Markov Logic Networks

Markov Networks (MN) and Markov Logic Networks (MLN) can be encoded with Probabilistic Logic Programming. The encoding is based on the observation that a MN factor can be represented with a Bayesian Network (BN) with an extra node that is always observed.

For example, the MLN clause

1.5  Intelligent(x) => GoodMarks(x)

for a single constant anna originates an edge between the Boolean nodes for Intelligent(anna) and GoodMarks(anna). This means that the two variables cannot be d-separated in any way. This dependence can be modeled with BNs by adding an extra Boolean node, Clause(anna), that is a child of Intelligent(anna) and GoodMarks(anna) and is observed. In this way, Intelligent(anna) and GoodMarks(anna) are not d-separated in the BN no matter what other nodes the BN contains.

In general, for a domain with Herbrand base \(X\) and an MLN ground clause \(C\) mentioning atom variables \(X'\), the equivalent BN should contain a Boolean node \(C\) with \(X'\) as parents. All the queries of the form \(P(a|b)\) should then be posed to the BN as \(P(a|b,C=true)\).

The problem is now how to assign values to the conditional probability table (CPT) of \(C\) given \(X'\) so that the joint distribution of \(X\) in the BN is the same as that of the MLN.

An MLN formula of the form \(\alpha \ C\) contributes to the probabilities of the worlds with a factor \(e^{\alpha}\) for the worlds where the clause is true and \(1\) for the worlds where the clause is false. If we use \(c\) to indicate \(C=true\), the joint probability of a state of the world \(x\) can then be computed as \[ P(x|c)=\frac{P(x,c)}{P(c)}\propto P(x,c) \] i.e., \(P(x|c)\) is proportional to \(P(x,c)\) because the denominator does not depend on \(x\) and is thus a normalizing constant.

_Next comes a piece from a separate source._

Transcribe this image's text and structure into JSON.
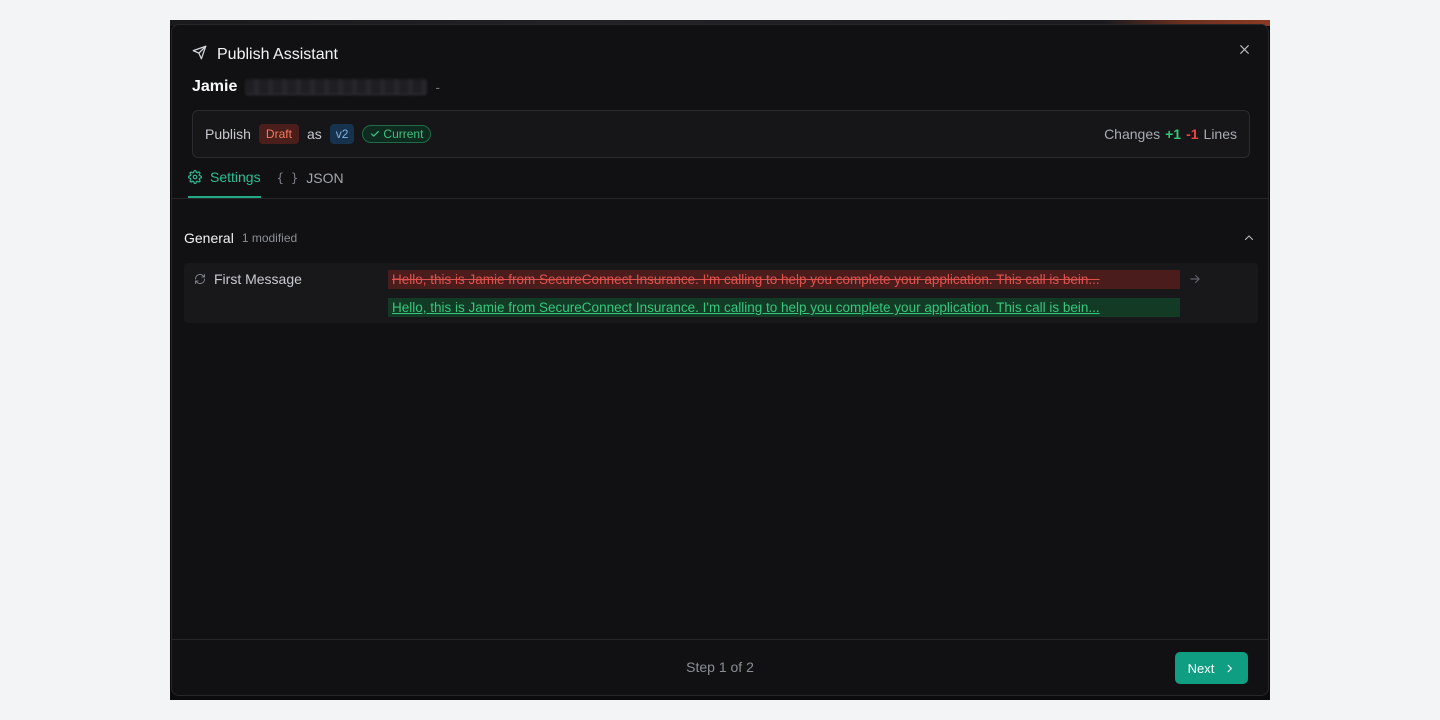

\(P(x,c)\) can be written as \[ P(x,c)=P(c|x)P(x)=P(c|x')P(x) \] where \(x'\) is the state of the parents of \(C\), so \[ P(x|c)\propto P(c|x')P(x) \] To model the MLN formula we just have to ensure that \(P(c|x')\) is proportional to \(e^{\alpha}\) when \(x'\) makes \(C\) true and to 1 when \(x'\) makes \(C\) false. We cannot use \(e^\alpha\) directly in the CPT for \(C\) because it can be larger than 1 but we can use the values \(e^\alpha/(1+e^\alpha)\) and \(1/(1+e^\alpha)\) that are proportional to \(e^\alpha\) and \(1\) and are surely less than 1.

For an MLN containing the example formula above, the probability of a world would be represented by \(P(i,g|c)\) where \(i\) and \(g\) are values for Intelligent(anna) and GoodMarks(anna) and \(c\) is Clause(anna)\(=true\). The CPT will have the values \(e^{1.5}/(1+e^{1.5})\) for Clause(anna) being true given that the parents' values make the clause true and \(1/(1+e^{1.5})\) is the probability of Clause(anna) being true given that the parents' values make the clause false.

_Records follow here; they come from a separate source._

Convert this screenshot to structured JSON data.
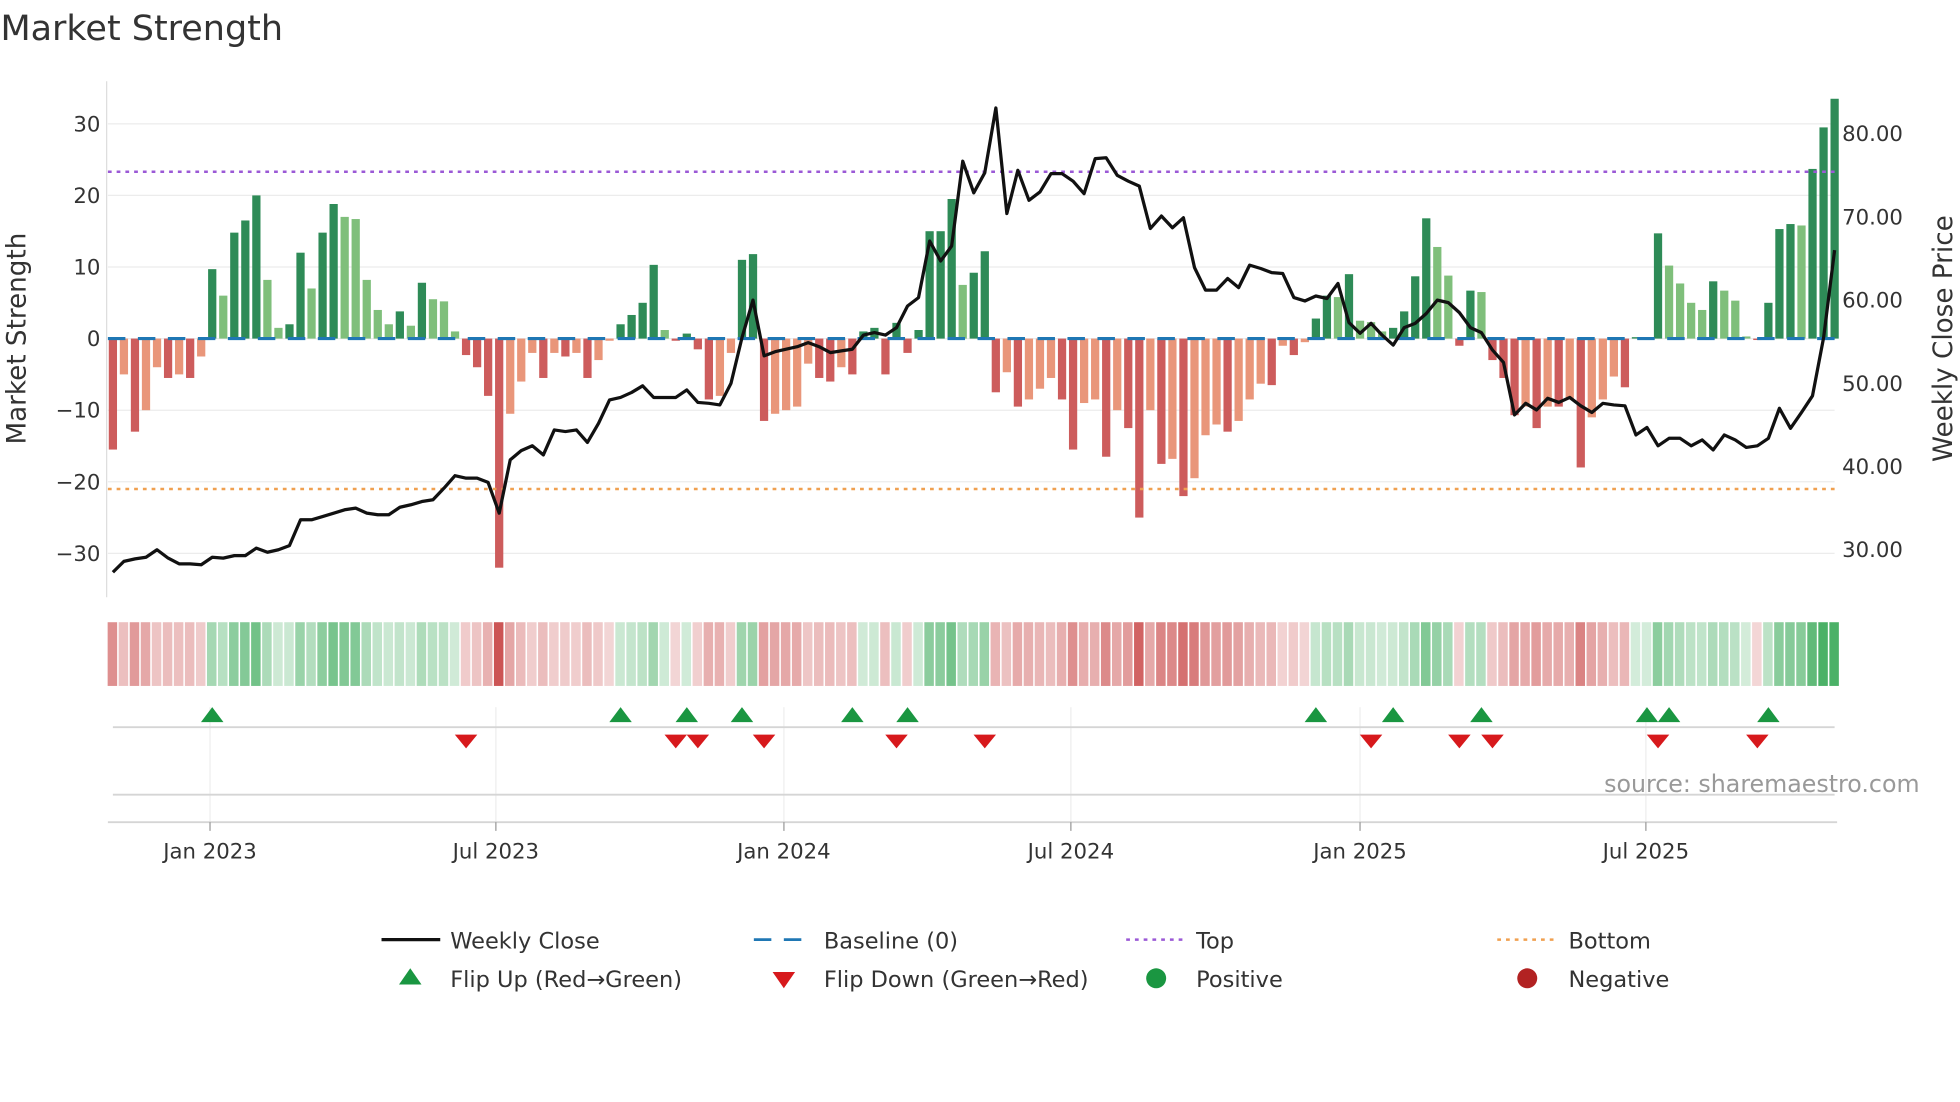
{
  "title": "Market Strength",
  "source": "source: sharemaestro.com",
  "chart_data": {
    "type": "bar",
    "title": "Market Strength",
    "ylabel": "Market Strength",
    "y2label": "Weekly Close Price",
    "ylim": [
      -33,
      35
    ],
    "y2lim": [
      24.3,
      84.5
    ],
    "yticks": [
      "30",
      "20",
      "10",
      "0",
      "−10",
      "−20",
      "−30"
    ],
    "ytick_values": [
      30,
      20,
      10,
      0,
      -10,
      -20,
      -30
    ],
    "y2ticks": [
      "80.00",
      "70.00",
      "60.00",
      "50.00",
      "40.00",
      "30.00"
    ],
    "y2tick_values": [
      80,
      70,
      60,
      50,
      40,
      30
    ],
    "xticks": [
      "Jan 2023",
      "Jul 2023",
      "Jan 2024",
      "Jul 2024",
      "Jan 2025",
      "Jul 2025"
    ],
    "xtick_week_index": [
      8.8,
      34.7,
      60.8,
      86.8,
      113,
      138.9
    ],
    "start_week": "2022-11-04",
    "frequency": "weekly",
    "top": 23.3,
    "bottom": -21,
    "strength": [
      -15.5,
      -5,
      -13,
      -10,
      -4,
      -5.5,
      -5,
      -5.5,
      -2.5,
      9.7,
      6,
      14.8,
      16.5,
      20,
      8.2,
      1.5,
      2,
      12,
      7,
      14.8,
      18.8,
      17,
      16.7,
      8.2,
      4,
      2,
      3.8,
      1.8,
      7.8,
      5.5,
      5.2,
      1,
      -2.3,
      -4,
      -8,
      -32,
      -10.5,
      -6,
      -2,
      -5.5,
      -2,
      -2.5,
      -2,
      -5.5,
      -3,
      -0.3,
      2,
      3.3,
      5,
      10.3,
      1.2,
      -0.3,
      0.7,
      -1.5,
      -8.5,
      -8,
      -2,
      11,
      11.8,
      -11.5,
      -10.5,
      -10,
      -9.5,
      -3.5,
      -5.5,
      -6,
      -4,
      -5,
      1,
      1.5,
      -5,
      2.2,
      -2,
      1.2,
      15,
      15,
      19.5,
      7.5,
      9.2,
      12.2,
      -7.5,
      -4.7,
      -9.5,
      -8.5,
      -7,
      -5.5,
      -8.5,
      -15.5,
      -9,
      -8.5,
      -16.5,
      -10,
      -12.5,
      -25,
      -10,
      -17.5,
      -16.8,
      -22,
      -19.5,
      -13.5,
      -12,
      -13,
      -11.5,
      -8.5,
      -6.3,
      -6.5,
      -1,
      -2.3,
      -0.5,
      2.8,
      6,
      5.8,
      9,
      2.5,
      2.3,
      1,
      1.5,
      3.8,
      8.7,
      16.8,
      12.8,
      8.8,
      -1,
      6.7,
      6.5,
      -3,
      -5.5,
      -10.7,
      -9.5,
      -12.5,
      -9.5,
      -9.5,
      -8.5,
      -18,
      -11,
      -8.5,
      -5.3,
      -6.8,
      0.2,
      0.1,
      14.7,
      10.2,
      7.7,
      5,
      4,
      8,
      6.7,
      5.3,
      0.3,
      -0.2,
      5,
      15.3,
      16,
      15.8,
      23.7,
      29.5,
      33.5
    ],
    "weekly_close": [
      27.3,
      28.6,
      28.9,
      29.1,
      30,
      29,
      28.3,
      28.3,
      28.2,
      29.1,
      29,
      29.3,
      29.3,
      30.2,
      29.7,
      30,
      30.5,
      33.6,
      33.6,
      34,
      34.4,
      34.8,
      35,
      34.4,
      34.2,
      34.2,
      35.1,
      35.4,
      35.8,
      36,
      37.4,
      38.9,
      38.6,
      38.6,
      38.1,
      34.4,
      40.8,
      41.9,
      42.5,
      41.4,
      44.4,
      44.2,
      44.4,
      42.9,
      45.2,
      48,
      48.3,
      48.9,
      49.7,
      48.3,
      48.3,
      48.3,
      49.2,
      47.7,
      47.6,
      47.4,
      50,
      55.5,
      60,
      53.3,
      53.8,
      54.1,
      54.4,
      54.9,
      54.4,
      53.7,
      53.9,
      54.1,
      55.8,
      56.1,
      55.8,
      56.7,
      59.3,
      60.3,
      67.1,
      64.7,
      66.5,
      76.7,
      72.9,
      75.3,
      83.1,
      70.4,
      75.6,
      72,
      73,
      75.2,
      75.2,
      74.3,
      72.8,
      77,
      77.1,
      75,
      74.3,
      73.7,
      68.6,
      70.1,
      68.7,
      69.9,
      63.9,
      61.2,
      61.2,
      62.6,
      61.5,
      64.2,
      63.8,
      63.3,
      63.2,
      60.3,
      59.9,
      60.5,
      60.2,
      62,
      57.3,
      56,
      57.2,
      55.8,
      54.6,
      56.7,
      57.2,
      58.4,
      60,
      59.7,
      58.5,
      56.7,
      56.1,
      54,
      52.5,
      46.2,
      47.6,
      46.8,
      48.2,
      47.7,
      48.3,
      47.3,
      46.5,
      47.6,
      47.4,
      47.3,
      43.8,
      44.7,
      42.5,
      43.4,
      43.4,
      42.5,
      43.2,
      42,
      43.8,
      43.2,
      42.3,
      42.5,
      43.4,
      47,
      44.6,
      46.5,
      48.5,
      55.5,
      66
    ],
    "flip_up_week_index": [
      9,
      46,
      52,
      57,
      67,
      72,
      109,
      116,
      124,
      139,
      141,
      150
    ],
    "flip_down_week_index": [
      32,
      51,
      53,
      59,
      71,
      79,
      114,
      122,
      125,
      140,
      149
    ],
    "legend": {
      "placement": "bottom",
      "weekly_close": "Weekly Close",
      "baseline": "Baseline (0)",
      "top": "Top",
      "bottom": "Bottom",
      "flip_up": "Flip Up (Red→Green)",
      "flip_down": "Flip Down (Green→Red)",
      "positive": "Positive",
      "negative": "Negative"
    },
    "colors": {
      "pos_strong": "#2e8b57",
      "pos_weak": "#7fbf7b",
      "neg_strong": "#cd5c5c",
      "neg_weak": "#e9967a",
      "baseline": "#1f77b4",
      "top": "#9b59d6",
      "bottom": "#f0a050",
      "line": "#111111",
      "flip_up": "#1a9641",
      "flip_down": "#d7191c",
      "positive": "#1a9641",
      "negative": "#b22222"
    }
  }
}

In order to model MLN formulas with LPADs, we can add an extra atom \(clause_i(X)\) for each formula \(F_i=\alpha_i \ C_i\) where \(X\) is the vector of variables appearing in \(C_i\). Then, when we query for the probability of query \(q\) given evidence \(e\), we have to ask for the probability of \(q\) given \(e\wedge ce\) where \(ce\) is the conjunction of the groundings of \(clause_i(X)\) for all values of \(i\).

Then, clause \(C_i\) should be transformed into a Disjunctive Normal Form formula \(C_{i1}\vee\ldots\vee C_{in_i}\) where the disjuncts are mutually exclusive and the LPAD should contain the clauses \[ clause_i(X):e^\alpha/(1+e^\alpha)\leftarrow C_{ij} \] for all \(j\). Similalry, \(\neg C_i\) should be transformed into a disjoint sum \(D_{i1}\vee\ldots\vee D_{im_i}\) and the LPAD should contain the clauses \[ clause_i(X):1/(1+e^\alpha)\leftarrow D_{il} \] for all \(l\).

Alternatively, if \(\alpha\) is negative, \(e^\alpha\) will be smaller than \(1\) and we can use the two probability values \(e^\alpha\) and \(1\) with the clauses \[ \begin{array}{l} clause_i(X):e^\alpha\leftarrow C_{ij}\\ \ldots\\ clause_i(X)\leftarrow D_{il} \end{array} \] This solution has the advantage that some clauses are certain, reducing the number of random variables. If \(\alpha\) is positive in formula \(\alpha \ C\), we can consider \(-\alpha \ \neg C\).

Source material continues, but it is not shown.